Lukas (@Pixelresearch_ on X) brought up something I’ve been thinking about too: the idea that average holding periods have compressed from roughly six years to six months, and the argument some high-profile microcap investors have been making that short-term investing is simply the better approach. Lukas wasn’t buying it as a blanket rule, and honestly, neither am I.

Bad vs. Good Habits

Lukas’s pushback was one I found hard to argue with. Pre-revenue companies and pump-and-dump stocks can generate explosive short-burst returns, but those gains are difficult to systematically repeat. If you build a strategy around chasing that kind of stuff, you’re probably just training yourself to buy the wrong things faster. In Lukas’s view, the holding period should follow the individual thesis and valuation.

My Early Experience

I agree with that, but I’ll also be honest about my own early investing experience, when I pretty much had a short-term focus. Who doesn’t want to make money quickly, especially at 18 years old?

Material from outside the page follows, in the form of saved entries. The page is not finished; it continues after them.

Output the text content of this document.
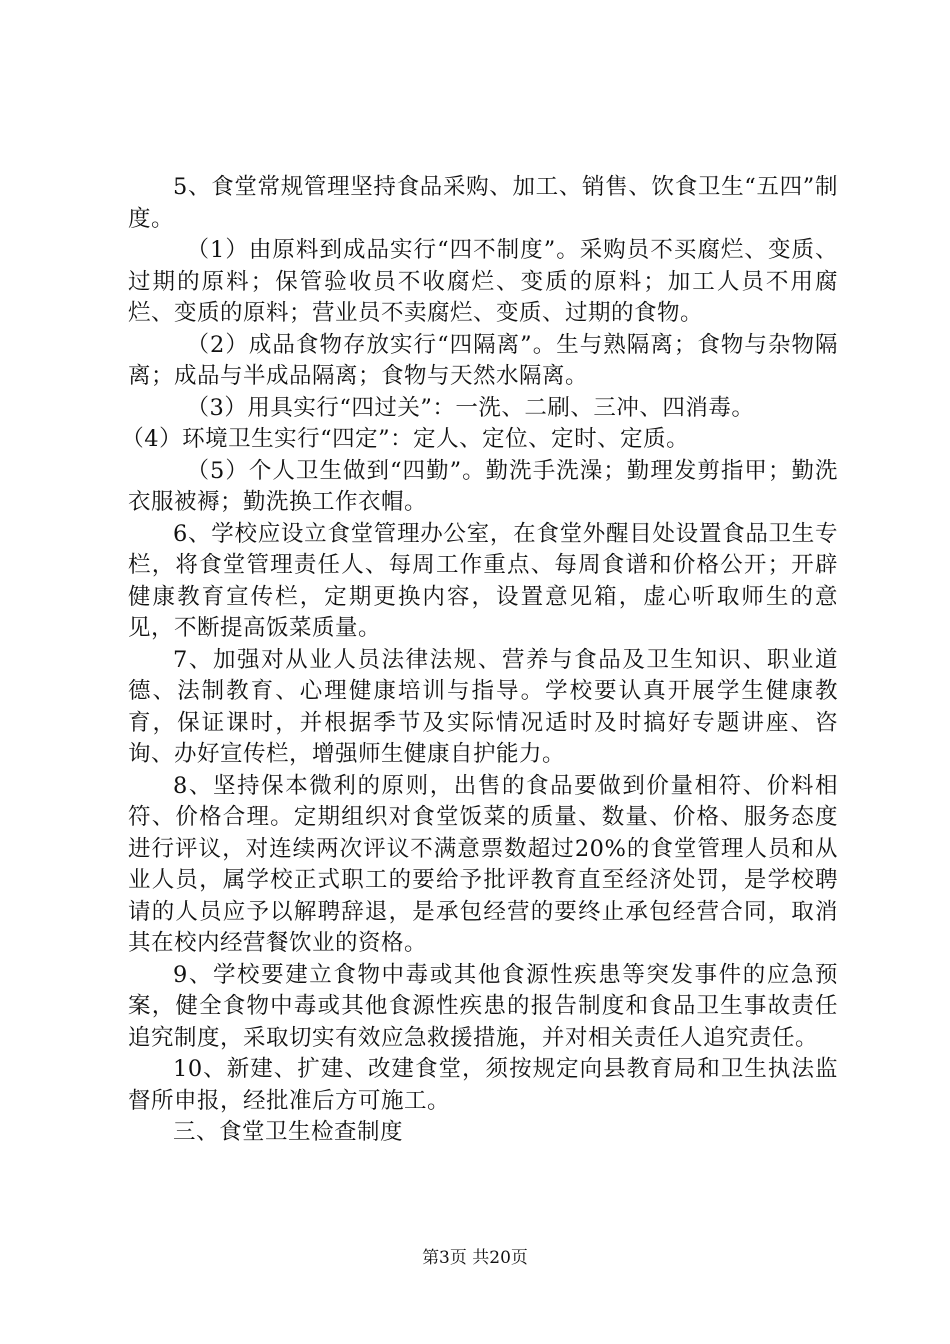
5、食堂常规管理坚持食品采购、加工、销售、饮食卫生“五四”制度。

（1）由原料到成品实行“四不制度”。采购员不买腐烂、变质、过期的原料；保管验收员不收腐烂、变质的原料；加工人员不用腐烂、变质的原料；营业员不卖腐烂、变质、过期的食物。

（2）成品食物存放实行“四隔离”。生与熟隔离；食物与杂物隔离；成品与半成品隔离；食物与天然水隔离。

（3）用具实行“四过关”：一洗、二刷、三冲、四消毒。

（4）环境卫生实行“四定”：定人、定位、定时、定质。

（5）个人卫生做到“四勤”。勤洗手洗澡；勤理发剪指甲；勤洗衣服被褥；勤洗换工作衣帽。

6、学校应设立食堂管理办公室，在食堂外醒目处设置食品卫生专栏，将食堂管理责任人、每周工作重点、每周食谱和价格公开；开辟健康教育宣传栏，定期更换内容，设置意见箱，虚心听取师生的意见，不断提高饭菜质量。

7、加强对从业人员法律法规、营养与食品及卫生知识、职业道德、法制教育、心理健康培训与指导。学校要认真开展学生健康教育，保证课时，并根据季节及实际情况适时及时搞好专题讲座、咨询、办好宣传栏，增强师生健康自护能力。

8、坚持保本微利的原则，出售的食品要做到价量相符、价料相符、价格合理。定期组织对食堂饭菜的质量、数量、价格、服务态度进行评议，对连续两次评议不满意票数超过20%的食堂管理人员和从业人员，属学校正式职工的要给予批评教育直至经济处罚，是学校聘请的人员应予以解聘辞退，是承包经营的要终止承包经营合同，取消其在校内经营餐饮业的资格。

9、学校要建立食物中毒或其他食源性疾患等突发事件的应急预案，健全食物中毒或其他食源性疾患的报告制度和食品卫生事故责任追究制度，采取切实有效应急救援措施，并对相关责任人追究责任。

10、新建、扩建、改建食堂，须按规定向县教育局和卫生执法监督所申报，经批准后方可施工。

三、食堂卫生检查制度

第3页 共20页
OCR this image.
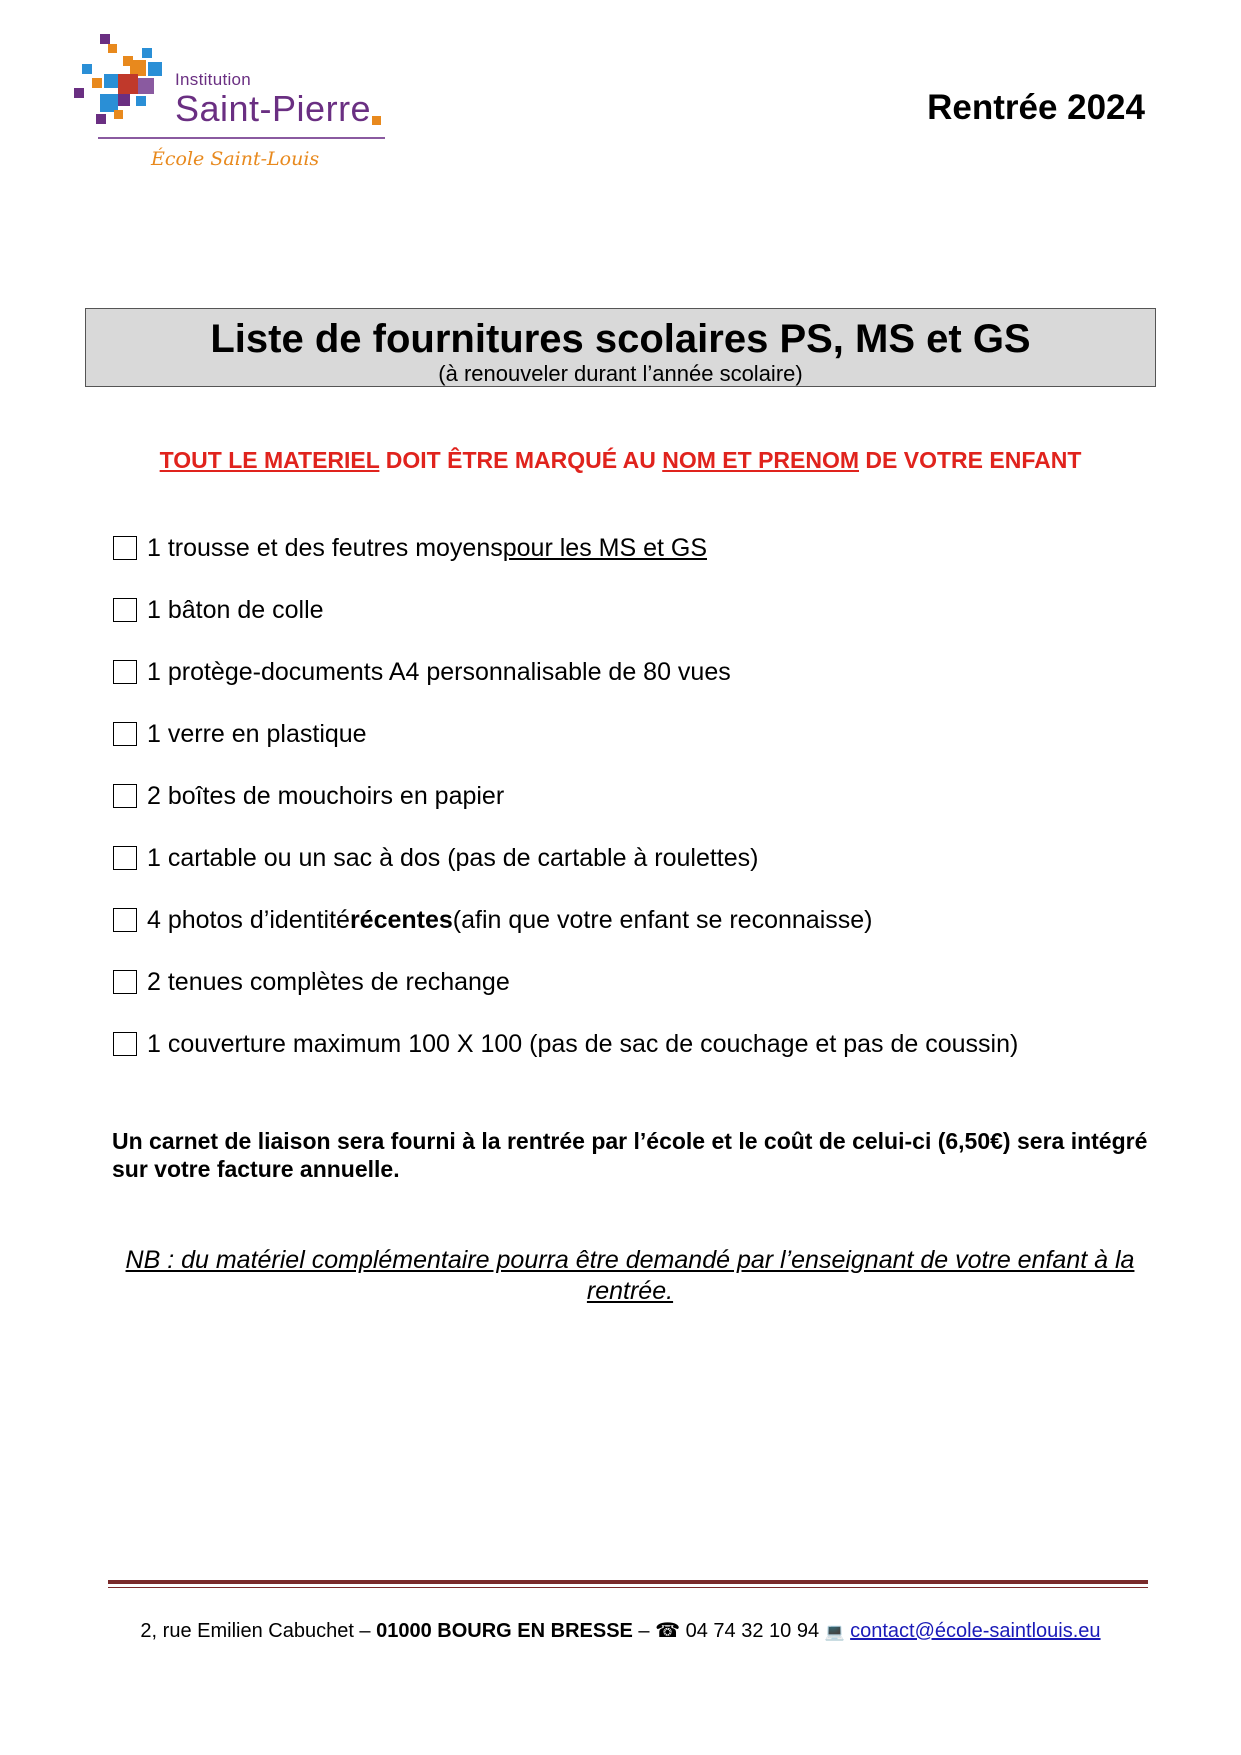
Institution
Saint-Pierre
École Saint-Louis
Rentrée 2024
Liste de fournitures scolaires PS, MS et GS
(à renouveler durant l’année scolaire)
TOUT LE MATERIEL DOIT ÊTRE MARQUÉ AU NOM ET PRENOM DE VOTRE ENFANT
1 trousse et des feutres moyens pour les MS et GS
1 bâton de colle
1 protège-documents A4 personnalisable de 80 vues
1 verre en plastique
2 boîtes de mouchoirs en papier
1 cartable ou un sac à dos (pas de cartable à roulettes)
4 photos d’identité récentes (afin que votre enfant se reconnaisse)
2 tenues complètes de rechange
1 couverture maximum 100 X 100 (pas de sac de couchage et pas de coussin)
Un carnet de liaison sera fourni à la rentrée par l’école et le coût de celui-ci (6,50€) sera intégré sur votre facture annuelle.
NB : du matériel complémentaire pourra être demandé par l’enseignant de votre enfant à la rentrée.
2, rue Emilien Cabuchet – 01000 BOURG EN BRESSE – ☎ 04 74 32 10 94 💻 contact@école-saintlouis.eu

I was looking for pockets of explosive earnings and revenue growth, trying to get in a quarter before things really accelerated and then exit before the last good quarter, when bad guidance was coming. That approach averaged out to nine to eighteen months in practice, not because I was defining a time horizon, but because that’s how long the growth pockets tended to last. The strategy was enormously successful. It wasn’t until years later that I decided to also adopt a long-term strategy. We talk about this more in the conversation.

Short-Term Pain vs. Long-Term Rewards

The inevitable challenge you face when you also choose to adopt a long-term strategy is the painful decisions you’ll have to make when things don’t go as planned.

My longest-held positions, ten or fifteen years, are some that eventually became multi-year winners, but they weren’t planned that way. And yes, there were painful round trips along the way. Tss, Inc. (NASDAQ:TSSI), from $0.30 to $2.00 and back to $0.30 within three years before it eventually ran to $30, is a good example.

Some stocks never recover. But even those don’t break the long-term math if your hit rate is around 70% across the portfolio. The wins more than cover it.

The framework I keep coming back to when a stock isn’t moving is this: there are really two broad reasons it hasn’t worked. Either management didn’t execute, or the market just hasn’t caught up yet. The first usually means you move on, but it’s easier said than done if you’re emotionally attached to the stock. That’s the sliding-doors moment, and getting it right is genuinely hard.

The second, where the thesis is intact or the catalysts are tracking, is actually where we have an edge in quality pockets of microcap and nanocap land. These stocks are illiquid, institutional buyers can’t build meaningful positions, and the retail crowd is off chasing the shiny, low-quality pump names. That’s exactly where information arbitrage does its real work: finding a legitimate company that quietly mentions a data center strategy on an earnings call before anyone else is paying attention. That’s public information, but acting on it early is still an edge.

Balance

Lukas made a practical point I thought was worth flagging. Having at least one or two higher-conviction, longer-horizon positions in the portfolio changes the psychological experience of investing. When every position is a six-month catalyst trade, a single miss creates real pressure. A longer-term anchor, something you’re monitoring for thesis validation over years rather than quarters, provides a different kind of steadiness. He cited Versabank (NASDAQ:VBNK) as one of his current longer-term holds, pointing to a structured receivables loan portfolio growing at a 33% annual rate and a recent U.S. geographic expansion as the core of the thesis.

The Label Counts for a Lot Less Than the Process

I do think most serious, successful microcap investors eventually reach the same conclusion we did. The real risk of short-termism isn’t the holding period itself. It’s what it does to your stock selection process. If the pressure to make money quickly pushes you toward biotechs, pump-and-dumps, and zero-day options, the strategy is broken and won’t last long term.

If it pushes you toward finding undervalued companies with near-term catalysts and a solid long-term story underneath, you’re just investing with a tighter feedback loop. You’ll have a better framework for knowing when to sell or buy more, and you’ll be better prepared to understand where your downside is in market crashes. On the flip side, blindly defining yourself as a long-term investor can turn you into a lazy investor, unwilling or unable to move on and admit defeat.